L’un des plus grands mérites que l’on peut trouver à l’animation, c’est lorsqu’elle déploie des moyens propres d’expression au service de son propos. Il fut un temps où elle avait le mérite de l’illimité de l’imaginaire : la magie, c’était (c’est encore, diront certains) le dragon, les fées ou l’illustration musicale échevelée de Disney. Aujourd’hui, tout est animation : même un film sans effet spéciaux visible est en souvent tourné sur écran vert, et le décor incrusté numériquement. (voir à ce titre la vidéo d’illustration pour le dernier Scorsese : http://vimeo.com/83523133 ) ; aux films dessinés de redéfinir leur esthétique.
Les enfants loups parvient à relever brillamment le défi. Le premier charme réside dans la beauté de son image, dont la délicatesse et les transparences, le scintillement irise de nombreux plans : la neige, la pluie, les étoiles, les fleurs composent un décor d’une rare délicatesse. En écho à ces silences contemplatifs, le film instaure un rythme assez lent dont l’objectif est double : nous immerger dans le quotidien de cette famille et nous familiariser avec la croissance des enfants, et de ce fait nous accoutumer à leur profonde singularité. L’extraordinaire de leur condition ne suscitera jamais un récit hors norme, mais au contraire l’épanouissement d’une intimité singulière. Le récit est celui d’une mère seule, et de son rapport avec les enfants que lui laisse l’homme de sa vie. Lorsqu’il dépassera le cadre de la maison isolée, ce sera pour renforcer les liens et les caractères de la cellule familiale.
Film sur la différence davantage que sur la tolérance, Les enfants loups déjoue un grand nombre de pièges en proposant une focalisation originale : c’est avant tout le regard que les enfants portent sur eux-mêmes qui constitue la dynamique dramatique ; de plus, il ne s’embarrasse pas d’un discours didactique et passe le plus souvent par des scènes de sommaire ou de silences pour dire l’essentiel. Deux séquences retiennent particulièrement l’attention : celle de la course dans la neige des enfants devenus loups en harmonie cinétique avec la nature, pour le versant animal : pour l’humain, le très beau travelling latéral et temporel qui montre les élèves passant d’un niveau scolaire à l’autre dans le couloir de l’école.

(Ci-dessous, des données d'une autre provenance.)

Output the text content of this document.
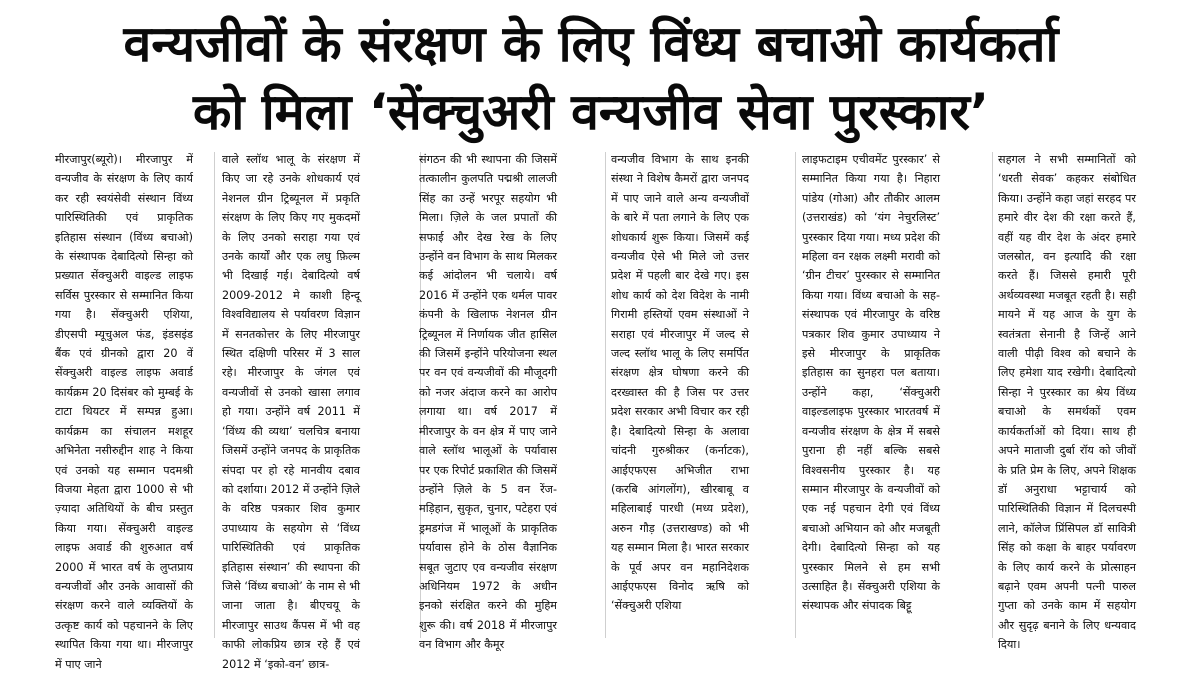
वन्यजीवों के संरक्षण के लिए विंध्य बचाओ कार्यकर्ता
को मिला ‘सेंक्चुअरी वन्यजीव सेवा पुरस्कार’

मीरजापुर(ब्यूरो)। मीरजापुर में वन्यजीव के संरक्षण के लिए कार्य कर रही स्वयंसेवी संस्थान विंध्य पारिस्थितिकी एवं प्राकृतिक इतिहास संस्थान (विंध्य बचाओ) के संस्थापक देबादित्यो सिन्हा को प्रख्यात सेंक्चुअरी वाइल्ड लाइफ सर्विस पुरस्कार से सम्मानित किया गया है। सेंक्चुअरी एशिया, डीएसपी म्यूचुअल फंड, इंडसइंड बैंक एवं ग्रीनको द्वारा 20 वें सेंक्चुअरी वाइल्ड लाइफ अवार्ड कार्यक्रम 20 दिसंबर को मुम्बई के टाटा थियटर में सम्पन्न हुआ। कार्यक्रम का संचालन मशहूर अभिनेता नसीरुद्दीन शाह ने किया एवं उनको यह सम्मान पदमश्री विजया मेहता द्वारा 1000 से भी ज़्यादा अतिथियों के बीच प्रस्तुत किया गया। सेंक्चुअरी वाइल्ड लाइफ अवार्ड की शुरुआत वर्ष 2000 में भारत वर्ष के लुप्तप्राय वन्यजीवों और उनके आवासों की संरक्षण करने वाले व्यक्तियों के उत्कृष्ट कार्य को पहचानने के लिए स्थापित किया गया था। मीरजापुर में पाए जाने

वाले स्लॉथ भालू के संरक्षण में किए जा रहे उनके शोधकार्य एवं नेशनल ग्रीन ट्रिब्यूनल में प्रकृति संरक्षण के लिए किए गए मुकदमों के लिए उनको सराहा गया एवं उनके कार्यों और एक लघु फ़िल्म भी दिखाई गई। देबादित्यो वर्ष 2009-2012 मे काशी हिन्दू विश्वविद्यालय से पर्यावरण विज्ञान में सनतकोत्तर के लिए मीरजापुर स्थित दक्षिणी परिसर में 3 साल रहे। मीरजापुर के जंगल एवं वन्यजीवों से उनको खासा लगाव हो गया। उन्होंने वर्ष 2011 में ‘विंध्य की व्यथा’ चलचित्र बनाया जिसमें उन्होंने जनपद के प्राकृतिक संपदा पर हो रहे मानवीय दबाव को दर्शाया। 2012 में उन्होंने ज़िले के वरिष्ठ पत्रकार शिव कुमार उपाध्याय के सहयोग से ‘विंध्य पारिस्थितिकी एवं प्राकृतिक इतिहास संस्थान’ की स्थापना की जिसे ‘विंध्य बचाओ’ के नाम से भी जाना जाता है। बीएचयू के मीरजापुर साउथ कैंपस में भी वह काफी लोकप्रिय छात्र रहे हैं एवं 2012 में ‘इको-वन’ छात्र-

संगठन की भी स्थापना की जिसमें तत्कालीन कुलपति पद्मश्री लालजी सिंह का उन्हें भरपूर सहयोग भी मिला। ज़िले के जल प्रपातों की सफाई और देख रेख के लिए उन्होंने वन विभाग के साथ मिलकर कई आंदोलन भी चलाये। वर्ष 2016 में उन्होंने एक थर्मल पावर कंपनी के खिलाफ नेशनल ग्रीन ट्रिब्यूनल में निर्णायक जीत हासिल की जिसमें इन्होंने परियोजना स्थल पर वन एवं वन्यजीवों की मौजूदगी को नजर अंदाज करने का आरोप लगाया था। वर्ष 2017 में मीरजापुर के वन क्षेत्र में पाए जाने वाले स्लॉथ भालूओं के पर्यावास पर एक रिपोर्ट प्रकाशित की जिसमें उन्होंने ज़िले के 5 वन रेंज- मड़िहान, सुकृत, चुनार, पटेहरा एवं ड्रमडगंज में भालूओं के प्राकृतिक पर्यावास होने के ठोस वैज्ञानिक सबूत जुटाए एव वन्यजीव संरक्षण अधिनियम 1972 के अधीन इनको संरक्षित करने की मुहिम शुरू की। वर्ष 2018 में मीरजापुर वन विभाग और कैमूर

वन्यजीव विभाग के साथ इनकी संस्था ने विशेष कैमरों द्वारा जनपद में पाए जाने वाले अन्य वन्यजीवों के बारे में पता लगाने के लिए एक शोधकार्य शुरू किया। जिसमें कई वन्यजीव ऐसे भी मिले जो उत्तर प्रदेश में पहली बार देखे गए। इस शोध कार्य को देश विदेश के नामी गिरामी हस्तियों एवम संस्थाओं ने सराहा एवं मीरजापुर में जल्द से जल्द स्लॉथ भालू के लिए समर्पित संरक्षण क्षेत्र घोषणा करने की दरख्वास्त की है जिस पर उत्तर प्रदेश सरकार अभी विचार कर रही है। देबादित्यो सिन्हा के अलावा चांदनी गुरुश्रीकर (कर्नाटक), आईएफएस अभिजीत राभा (करबि आंगलोंग), खीरबाबू व महिलाबाई पारधी (मध्य प्रदेश), अरुन गौड़ (उत्तराखण्ड) को भी यह सम्मान मिला है। भारत सरकार के पूर्व अपर वन महानिदेशक आईएफएस विनोद ऋषि को ‘सेंक्चुअरी एशिया

लाइफटाइम एचीवमेंट पुरस्कार’ से सम्मानित किया गया है। निहारा पांडेय (गोआ) और तौकीर आलम (उत्तराखंड) को ‘यंग नेचुरलिस्ट’ पुरस्कार दिया गया। मध्य प्रदेश की महिला वन रक्षक लक्ष्मी मरावी को ‘ग्रीन टीचर’ पुरस्कार से सम्मानित किया गया। विंध्य बचाओ के सह-संस्थापक एवं मीरजापुर के वरिष्ठ पत्रकार शिव कुमार उपाध्याय ने इसे मीरजापुर के प्राकृतिक इतिहास का सुनहरा पल बताया। उन्होंने कहा, ‘सेंक्चुअरी वाइल्डलाइफ पुरस्कार भारतवर्ष में वन्यजीव संरक्षण के क्षेत्र में सबसे पुराना ही नहीं बल्कि सबसे विश्वसनीय पुरस्कार है। यह सम्मान मीरजापुर के वन्यजीवों को एक नई पहचान देगी एवं विंध्य बचाओ अभियान को और मजबूती देगी। देबादित्यो सिन्हा को यह पुरस्कार मिलने से हम सभी उत्साहित है। सेंक्चुअरी एशिया के संस्थापक और संपादक बिट्टू

सहगल ने सभी सम्मानितों को ‘धरती सेवक’ कहकर संबोधित किया। उन्होंने कहा जहां सरहद पर हमारे वीर देश की रक्षा करते हैं, वहीं यह वीर देश के अंदर हमारे जलस्रोत, वन इत्यादि की रक्षा करते हैं। जिससे हमारी पूरी अर्थव्यवस्था मजबूत रहती है। सही मायने में यह आज के युग के स्वतंत्रता सेनानी है जिन्हें आने वाली पीढ़ी विश्व को बचाने के लिए हमेशा याद रखेगी। देबादित्यो सिन्हा ने पुरस्कार का श्रेय विंध्य बचाओ के समर्थकों एवम कार्यकर्ताओं को दिया। साथ ही अपने माताजी दुर्बा रॉय को जीवों के प्रति प्रेम के लिए, अपने शिक्षक डॉ अनुराधा भट्टाचार्य को पारिस्थितिकी विज्ञान में दिलचस्पी लाने, कॉलेज प्रिंसिपल डॉ सावित्री सिंह को कक्षा के बाहर पर्यावरण के लिए कार्य करने के प्रोत्साहन बढ़ाने एवम अपनी पत्नी पारुल गुप्ता को उनके काम में सहयोग और सुदृढ़ बनाने के लिए धन्यवाद दिया।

Dès lors, la socialisation de l’une, le retrait dans les bois de l’autre génèrent des émotions intenses et à l’image de celles vécues par la mère. Alors qu’on souhaite la bienvenue à Yuki, les adieux qu’on fait à son frère sont d’une belle et complexe tristesse.
Alliance de modestie narrative et d’ambition émotionnelle, Les enfants loups, aura su faire l’éloge de l’entraide entre voisins ou du miracle d’un champ qui entre en croissance. Il aura permis un nouveau regard sur la forêt, ses zones d’ombre et les êtres qui l’habitent.